Six signature traits of inclusive leadership
In a volatile and complex world, predicting the future with precision is a risky business.
Understanding and being adept at inclusive leadership will help leaders thrive in their increasingly diverse environment.
This article is intended to help leaders think about how traditional notions of leadership must change.
It is structured in three parts.
The first part describes the shifts elevating the importance of inclusive leadership – the ‘Why care?’ aspect.
The second part elaborates the six signature traits of an inclusive leader.
The article is concluded by highlighting key strategies that will help organisations to cultivate inclusive capabilities across their leadership population.
A new world
Global mega-trends are creating a business context that is far less homogenous and much more diverse than has historically been the case.
These interrelated shifts are influencing business priorities and reshaping the capabilities required of leaders to succeed in the future.
Below are the trends elevating the importance of inclusive leadership.
1. Diversity of markets
Markets are characterised by significant cultural, political and economic differences.
As income levels rise, so does consumer demand.
Organisations need to understand their market environment and strategize on the best approach to operate in the various markets.
2. Diversity of customers
To remain competitive in this environment, organisations have realised, customer centricity is paramount.
Customer promises are being written into vision statements.
As operating models are being redesigned to ensure that customers are at the heart of the business, the role of the ‘chief customer officer’ has also been created and elevated to the executive team.
3. Diversity of ideas
In the race for new ideas, diversity of thinking is gaining prominence as a strategy to protect against ‘groupthink’ and generate breakthrough insights.
However, while many agree intellectually that collective intelligence enhances group performance, few understand how to consistently achieve it with any degree of specificity.
Diversity of markets, customers, ideas, and talent is driving the need for inclusion as a new leadership capability.
Here are six traits of leaders who display the ability to not only embrace individual differences, but to potentially leverage them for competitive advantage.
Trait 1: Commitment
Highly inclusive leaders are committed to diversity and inclusion because these objectives align with their personal values and because they believe in the business case.
Being inclusive of diversity is a big challenge.
It takes time and energy; two of a leader’s most precious commodities.
The primary motivation for pursuing diversity and inclusion is aligned with leaders’ personal values and a deep-seated sense of fairness.
More than just talking, when leaders prioritise time, energy, and resources to address inclusion, it signals that a verbal commitment is a true priority.
Trait 2: Courage
Highly inclusive leaders speak up and challenge the status quo, and they are humble about their strengths and weaknesses.
For leaders, they need to make a decision as to whether they dig in and entrench as they are, or recognize the world as it will become, and be part of the change. The courage to speak up; to challenge others and the status quo, is a central behavior of an inclusive leader.
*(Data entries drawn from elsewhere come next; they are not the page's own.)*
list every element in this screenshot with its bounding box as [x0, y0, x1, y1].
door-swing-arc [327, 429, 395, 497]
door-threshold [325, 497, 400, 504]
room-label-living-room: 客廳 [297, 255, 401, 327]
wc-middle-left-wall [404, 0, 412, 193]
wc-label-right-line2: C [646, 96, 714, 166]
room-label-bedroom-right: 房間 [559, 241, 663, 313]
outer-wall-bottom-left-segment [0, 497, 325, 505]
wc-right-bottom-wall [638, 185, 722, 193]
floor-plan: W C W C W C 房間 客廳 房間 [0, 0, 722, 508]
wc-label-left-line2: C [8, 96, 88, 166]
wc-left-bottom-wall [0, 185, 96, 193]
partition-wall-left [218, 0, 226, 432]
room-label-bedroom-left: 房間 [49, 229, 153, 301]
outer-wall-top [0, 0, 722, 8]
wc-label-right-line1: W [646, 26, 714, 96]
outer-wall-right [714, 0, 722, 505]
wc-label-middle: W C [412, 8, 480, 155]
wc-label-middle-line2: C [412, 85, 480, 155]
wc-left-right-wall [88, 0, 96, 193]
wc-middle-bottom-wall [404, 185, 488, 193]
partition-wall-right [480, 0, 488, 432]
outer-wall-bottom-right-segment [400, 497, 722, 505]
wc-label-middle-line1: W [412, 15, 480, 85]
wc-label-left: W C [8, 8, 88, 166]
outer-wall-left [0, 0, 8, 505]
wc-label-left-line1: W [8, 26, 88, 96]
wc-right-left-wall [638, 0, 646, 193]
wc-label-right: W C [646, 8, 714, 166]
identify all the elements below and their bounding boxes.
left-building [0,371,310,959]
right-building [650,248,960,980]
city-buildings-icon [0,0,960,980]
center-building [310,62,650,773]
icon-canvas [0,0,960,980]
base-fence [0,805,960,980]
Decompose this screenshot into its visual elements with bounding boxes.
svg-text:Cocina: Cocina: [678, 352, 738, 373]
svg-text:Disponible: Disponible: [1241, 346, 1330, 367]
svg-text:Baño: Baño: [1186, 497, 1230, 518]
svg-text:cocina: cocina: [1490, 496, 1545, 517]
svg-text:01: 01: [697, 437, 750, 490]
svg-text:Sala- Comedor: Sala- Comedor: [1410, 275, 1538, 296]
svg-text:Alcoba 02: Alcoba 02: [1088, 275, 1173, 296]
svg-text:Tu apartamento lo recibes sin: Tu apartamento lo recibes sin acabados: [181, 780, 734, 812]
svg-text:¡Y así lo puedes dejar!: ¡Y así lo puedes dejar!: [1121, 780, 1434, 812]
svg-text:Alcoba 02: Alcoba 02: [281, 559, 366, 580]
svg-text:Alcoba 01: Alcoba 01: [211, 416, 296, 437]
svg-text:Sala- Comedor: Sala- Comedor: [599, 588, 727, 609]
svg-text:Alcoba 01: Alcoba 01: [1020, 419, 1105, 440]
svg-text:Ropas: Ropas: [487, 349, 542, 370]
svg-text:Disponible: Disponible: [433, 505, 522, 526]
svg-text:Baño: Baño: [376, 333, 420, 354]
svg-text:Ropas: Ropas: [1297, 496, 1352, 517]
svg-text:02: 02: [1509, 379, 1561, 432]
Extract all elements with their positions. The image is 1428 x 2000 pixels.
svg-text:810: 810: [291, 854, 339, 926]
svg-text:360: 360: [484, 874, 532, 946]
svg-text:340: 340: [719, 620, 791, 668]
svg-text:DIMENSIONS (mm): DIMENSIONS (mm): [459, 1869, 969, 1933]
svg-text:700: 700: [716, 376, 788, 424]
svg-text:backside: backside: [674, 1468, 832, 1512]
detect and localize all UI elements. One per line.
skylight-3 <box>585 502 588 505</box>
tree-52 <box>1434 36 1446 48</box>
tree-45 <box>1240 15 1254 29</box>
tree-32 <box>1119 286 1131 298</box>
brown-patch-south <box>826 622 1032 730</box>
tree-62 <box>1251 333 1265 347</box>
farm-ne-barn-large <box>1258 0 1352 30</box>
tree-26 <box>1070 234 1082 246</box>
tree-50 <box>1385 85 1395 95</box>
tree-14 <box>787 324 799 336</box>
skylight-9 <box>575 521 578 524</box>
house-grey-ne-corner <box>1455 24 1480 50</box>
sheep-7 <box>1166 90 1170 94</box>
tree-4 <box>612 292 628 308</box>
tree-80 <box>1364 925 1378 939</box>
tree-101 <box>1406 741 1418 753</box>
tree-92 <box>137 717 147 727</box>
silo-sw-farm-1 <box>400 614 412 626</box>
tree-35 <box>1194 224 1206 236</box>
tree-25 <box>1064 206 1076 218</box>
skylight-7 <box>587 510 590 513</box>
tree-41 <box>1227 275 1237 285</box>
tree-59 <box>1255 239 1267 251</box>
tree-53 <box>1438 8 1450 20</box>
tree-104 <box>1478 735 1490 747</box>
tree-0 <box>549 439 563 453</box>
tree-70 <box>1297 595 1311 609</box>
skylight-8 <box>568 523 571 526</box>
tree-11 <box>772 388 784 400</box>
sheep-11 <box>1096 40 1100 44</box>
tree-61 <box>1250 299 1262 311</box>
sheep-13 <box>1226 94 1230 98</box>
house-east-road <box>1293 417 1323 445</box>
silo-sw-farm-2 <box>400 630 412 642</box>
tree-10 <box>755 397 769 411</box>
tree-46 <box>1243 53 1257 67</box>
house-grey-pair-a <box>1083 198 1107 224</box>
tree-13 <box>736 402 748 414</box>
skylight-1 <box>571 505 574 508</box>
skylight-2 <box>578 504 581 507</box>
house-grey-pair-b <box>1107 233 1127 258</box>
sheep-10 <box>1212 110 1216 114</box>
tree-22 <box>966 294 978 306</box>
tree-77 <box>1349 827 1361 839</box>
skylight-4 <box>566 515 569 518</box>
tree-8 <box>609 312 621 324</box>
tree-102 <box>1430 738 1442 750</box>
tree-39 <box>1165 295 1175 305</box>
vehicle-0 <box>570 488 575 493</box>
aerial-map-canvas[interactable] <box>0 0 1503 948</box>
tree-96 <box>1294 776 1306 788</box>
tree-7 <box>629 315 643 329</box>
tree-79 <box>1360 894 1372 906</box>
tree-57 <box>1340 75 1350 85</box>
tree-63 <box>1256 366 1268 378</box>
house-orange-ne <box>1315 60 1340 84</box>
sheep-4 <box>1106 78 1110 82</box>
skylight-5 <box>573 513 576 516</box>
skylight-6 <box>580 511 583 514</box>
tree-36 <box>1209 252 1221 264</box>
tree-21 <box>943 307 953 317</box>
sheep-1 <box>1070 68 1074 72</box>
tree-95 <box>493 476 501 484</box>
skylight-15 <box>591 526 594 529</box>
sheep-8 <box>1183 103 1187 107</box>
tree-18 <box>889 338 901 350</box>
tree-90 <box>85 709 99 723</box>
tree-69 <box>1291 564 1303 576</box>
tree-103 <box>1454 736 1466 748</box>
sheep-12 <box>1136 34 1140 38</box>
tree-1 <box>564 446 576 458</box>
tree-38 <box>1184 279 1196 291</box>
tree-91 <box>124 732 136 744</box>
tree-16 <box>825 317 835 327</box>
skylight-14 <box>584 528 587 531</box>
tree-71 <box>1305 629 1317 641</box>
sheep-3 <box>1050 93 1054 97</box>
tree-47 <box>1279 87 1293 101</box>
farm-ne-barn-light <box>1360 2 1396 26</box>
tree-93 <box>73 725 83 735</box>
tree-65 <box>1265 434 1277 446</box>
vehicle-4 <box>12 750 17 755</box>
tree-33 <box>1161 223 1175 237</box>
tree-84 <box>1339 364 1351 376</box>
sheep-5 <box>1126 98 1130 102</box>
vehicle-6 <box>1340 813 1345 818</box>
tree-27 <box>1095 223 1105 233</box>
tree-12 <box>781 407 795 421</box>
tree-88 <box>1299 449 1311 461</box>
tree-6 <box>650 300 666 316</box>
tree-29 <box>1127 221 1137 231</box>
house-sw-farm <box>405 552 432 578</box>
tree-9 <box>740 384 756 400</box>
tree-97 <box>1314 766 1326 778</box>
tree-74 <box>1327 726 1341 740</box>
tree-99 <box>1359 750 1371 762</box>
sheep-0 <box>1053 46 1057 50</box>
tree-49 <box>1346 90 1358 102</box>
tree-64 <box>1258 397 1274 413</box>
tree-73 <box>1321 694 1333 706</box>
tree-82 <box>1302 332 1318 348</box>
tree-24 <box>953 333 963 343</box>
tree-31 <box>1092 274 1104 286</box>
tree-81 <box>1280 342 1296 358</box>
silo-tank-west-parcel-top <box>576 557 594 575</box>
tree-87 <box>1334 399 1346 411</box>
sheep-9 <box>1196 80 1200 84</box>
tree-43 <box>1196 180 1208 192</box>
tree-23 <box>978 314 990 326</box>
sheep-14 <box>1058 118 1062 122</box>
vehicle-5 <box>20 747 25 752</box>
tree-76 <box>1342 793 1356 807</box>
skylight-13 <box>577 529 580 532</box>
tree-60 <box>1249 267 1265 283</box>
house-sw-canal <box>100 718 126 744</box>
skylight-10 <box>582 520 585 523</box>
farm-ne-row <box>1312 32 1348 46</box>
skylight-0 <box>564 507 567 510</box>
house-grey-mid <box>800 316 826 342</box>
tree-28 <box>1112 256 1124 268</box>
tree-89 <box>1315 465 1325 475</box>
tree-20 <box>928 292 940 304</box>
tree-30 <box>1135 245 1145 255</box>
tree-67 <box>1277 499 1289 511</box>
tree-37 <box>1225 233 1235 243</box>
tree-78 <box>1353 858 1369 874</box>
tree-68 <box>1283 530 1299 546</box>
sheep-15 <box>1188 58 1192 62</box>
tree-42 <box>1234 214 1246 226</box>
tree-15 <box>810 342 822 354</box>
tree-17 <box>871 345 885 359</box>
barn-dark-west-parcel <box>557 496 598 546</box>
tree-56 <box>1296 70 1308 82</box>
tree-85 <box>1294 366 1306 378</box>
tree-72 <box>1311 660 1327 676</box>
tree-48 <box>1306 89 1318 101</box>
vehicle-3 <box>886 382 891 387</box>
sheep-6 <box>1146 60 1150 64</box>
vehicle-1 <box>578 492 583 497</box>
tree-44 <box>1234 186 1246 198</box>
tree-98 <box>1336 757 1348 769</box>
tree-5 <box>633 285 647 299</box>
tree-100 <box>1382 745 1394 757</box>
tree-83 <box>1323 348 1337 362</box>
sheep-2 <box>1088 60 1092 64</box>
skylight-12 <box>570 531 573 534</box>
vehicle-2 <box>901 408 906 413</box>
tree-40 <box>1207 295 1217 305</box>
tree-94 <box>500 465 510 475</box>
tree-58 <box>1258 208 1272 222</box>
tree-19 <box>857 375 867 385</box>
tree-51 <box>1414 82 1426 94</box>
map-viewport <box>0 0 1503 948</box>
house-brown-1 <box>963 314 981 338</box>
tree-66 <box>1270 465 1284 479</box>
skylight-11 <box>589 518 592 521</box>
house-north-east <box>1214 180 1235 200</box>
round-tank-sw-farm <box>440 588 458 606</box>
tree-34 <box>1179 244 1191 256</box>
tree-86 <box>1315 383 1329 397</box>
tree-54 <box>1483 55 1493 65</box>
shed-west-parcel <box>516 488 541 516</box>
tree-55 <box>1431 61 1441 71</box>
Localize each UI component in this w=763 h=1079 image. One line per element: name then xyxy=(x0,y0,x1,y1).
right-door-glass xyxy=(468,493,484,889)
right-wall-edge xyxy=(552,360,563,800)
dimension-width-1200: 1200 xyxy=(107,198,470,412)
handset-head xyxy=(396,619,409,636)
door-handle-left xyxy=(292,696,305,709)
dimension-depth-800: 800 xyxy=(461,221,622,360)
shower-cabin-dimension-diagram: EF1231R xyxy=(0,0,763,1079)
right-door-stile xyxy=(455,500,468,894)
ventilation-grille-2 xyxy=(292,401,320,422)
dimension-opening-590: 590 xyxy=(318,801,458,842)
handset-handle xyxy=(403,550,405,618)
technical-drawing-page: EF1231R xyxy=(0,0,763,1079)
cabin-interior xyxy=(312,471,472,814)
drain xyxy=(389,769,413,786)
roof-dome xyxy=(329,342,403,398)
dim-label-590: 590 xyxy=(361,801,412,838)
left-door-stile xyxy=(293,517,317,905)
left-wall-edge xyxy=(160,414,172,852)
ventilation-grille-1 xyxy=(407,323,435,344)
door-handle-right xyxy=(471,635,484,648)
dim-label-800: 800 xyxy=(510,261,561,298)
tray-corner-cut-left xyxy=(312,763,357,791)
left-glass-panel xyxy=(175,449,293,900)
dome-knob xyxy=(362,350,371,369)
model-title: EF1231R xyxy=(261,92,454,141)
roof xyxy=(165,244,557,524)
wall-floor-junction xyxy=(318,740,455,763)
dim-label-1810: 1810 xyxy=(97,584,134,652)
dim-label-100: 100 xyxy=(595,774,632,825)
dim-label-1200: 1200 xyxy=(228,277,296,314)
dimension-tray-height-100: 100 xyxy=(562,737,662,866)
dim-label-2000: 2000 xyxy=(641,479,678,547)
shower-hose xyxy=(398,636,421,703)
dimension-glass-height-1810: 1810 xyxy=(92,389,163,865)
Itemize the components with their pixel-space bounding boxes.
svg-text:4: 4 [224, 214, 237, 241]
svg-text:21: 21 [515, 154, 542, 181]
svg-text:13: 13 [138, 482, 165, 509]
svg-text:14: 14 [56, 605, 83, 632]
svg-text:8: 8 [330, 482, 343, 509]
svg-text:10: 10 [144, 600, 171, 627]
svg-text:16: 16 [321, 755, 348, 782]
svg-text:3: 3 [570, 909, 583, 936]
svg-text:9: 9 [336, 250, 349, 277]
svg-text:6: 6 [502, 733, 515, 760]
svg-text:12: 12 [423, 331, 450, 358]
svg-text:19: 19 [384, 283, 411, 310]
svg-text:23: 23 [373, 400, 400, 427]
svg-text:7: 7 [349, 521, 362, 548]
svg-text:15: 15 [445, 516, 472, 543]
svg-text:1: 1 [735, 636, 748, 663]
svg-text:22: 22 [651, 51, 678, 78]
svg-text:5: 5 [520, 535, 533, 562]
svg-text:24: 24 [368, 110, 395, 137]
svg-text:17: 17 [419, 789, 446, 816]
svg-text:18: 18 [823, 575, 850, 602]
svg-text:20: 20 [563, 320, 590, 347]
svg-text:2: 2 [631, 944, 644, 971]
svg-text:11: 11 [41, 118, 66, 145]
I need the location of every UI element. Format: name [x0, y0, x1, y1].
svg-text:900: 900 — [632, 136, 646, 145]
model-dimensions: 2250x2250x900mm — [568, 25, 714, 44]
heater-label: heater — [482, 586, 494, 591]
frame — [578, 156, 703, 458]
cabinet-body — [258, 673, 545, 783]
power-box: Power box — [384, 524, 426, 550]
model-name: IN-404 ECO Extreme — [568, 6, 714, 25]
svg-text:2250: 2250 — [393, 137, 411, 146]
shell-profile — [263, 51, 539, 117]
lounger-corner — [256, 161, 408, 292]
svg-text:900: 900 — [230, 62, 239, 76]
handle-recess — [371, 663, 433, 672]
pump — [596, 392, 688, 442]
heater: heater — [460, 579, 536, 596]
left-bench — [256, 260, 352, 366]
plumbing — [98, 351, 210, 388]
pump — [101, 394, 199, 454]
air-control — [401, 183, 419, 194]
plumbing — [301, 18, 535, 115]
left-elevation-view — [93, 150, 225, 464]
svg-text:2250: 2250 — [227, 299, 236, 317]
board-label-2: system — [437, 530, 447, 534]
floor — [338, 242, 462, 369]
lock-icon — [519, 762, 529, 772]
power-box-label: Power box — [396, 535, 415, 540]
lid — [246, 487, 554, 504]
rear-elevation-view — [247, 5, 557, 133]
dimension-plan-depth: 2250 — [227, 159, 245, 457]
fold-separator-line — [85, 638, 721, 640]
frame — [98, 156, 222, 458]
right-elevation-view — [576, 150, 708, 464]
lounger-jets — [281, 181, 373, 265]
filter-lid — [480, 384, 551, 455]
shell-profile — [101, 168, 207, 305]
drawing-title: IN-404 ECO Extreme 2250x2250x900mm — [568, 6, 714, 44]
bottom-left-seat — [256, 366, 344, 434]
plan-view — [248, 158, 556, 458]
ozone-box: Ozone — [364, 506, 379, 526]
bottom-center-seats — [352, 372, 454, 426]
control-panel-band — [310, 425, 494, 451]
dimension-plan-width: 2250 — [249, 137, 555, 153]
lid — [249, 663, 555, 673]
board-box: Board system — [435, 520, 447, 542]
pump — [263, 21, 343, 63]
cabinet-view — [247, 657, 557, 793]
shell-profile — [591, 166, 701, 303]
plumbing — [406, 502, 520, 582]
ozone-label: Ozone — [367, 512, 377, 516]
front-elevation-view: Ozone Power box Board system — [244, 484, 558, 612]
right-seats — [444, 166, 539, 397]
Trait 3: Cognizance of bias
Highly inclusive leaders are mindful of personal and organisational blind spots and self-regulate to help ensure “fair play”.
Inclusive leaders are deeply aware that biases can narrow their field of vision and prevent them from making objective decisions.
At the individual level, intrinsic leaders act on self-awareness. They acknowledge that their organizations, despite best intentions, have unconscious bias, and they put in place policies, processes, and structures to mitigate the unconscious bias that exists.
Trait 4: Curiosity
Highly inclusive leaders have an open mindset, a desire to understand how others view and experience the world, and a tolerance for ambiguity.
For inclusive leaders, asking curious questions and actively listening are core skills that are key to deepening their understanding of perspectives from diverse individuals.
Trait 5: Culturally intelligent
Highly inclusive leaders are confident and effective in cross-cultural interactions.
For inclusive leaders, the ability to function effectively in different cultural settings is about more than just having a mental map of different cultural frameworks (for example, Hofstede’s cultural dimensions theory).
While an understanding of cultural similarities and differences is important, inclusive leaders also recognize how their own culture impacts their personal worldview, as well as how cultural stereotypes (including the misuse of cultural model) can influence their expectations of others.
Trait 6: Collaborative
Highly inclusive leaders empower individuals as well as create and leverage the thinking of diverse groups.
At its core, collaboration is about individuals working together, building on each other’s ideas to produce something new or solve something complex.
Inclusive leaders understand that, for collaboration to be successful, individuals must first be willing to share their diverse perspectives.
For inclusive leaders, diversity of thinking is a critical ingredient for effective collaboration.
Far from being guided by opinions and feelings, or leaving success to chance, inclusive leaders adopt a disciplined approach to diversity of thinking, paying close attention to team composition and the decision-making processes employed.
Diversity of markets, customers, ideas, and talent is an inescapable part of today’s business environment.
When leaders have clarity about what it means to be highly inclusive (through the six signature traits and fifteen elements), they are positioned for success.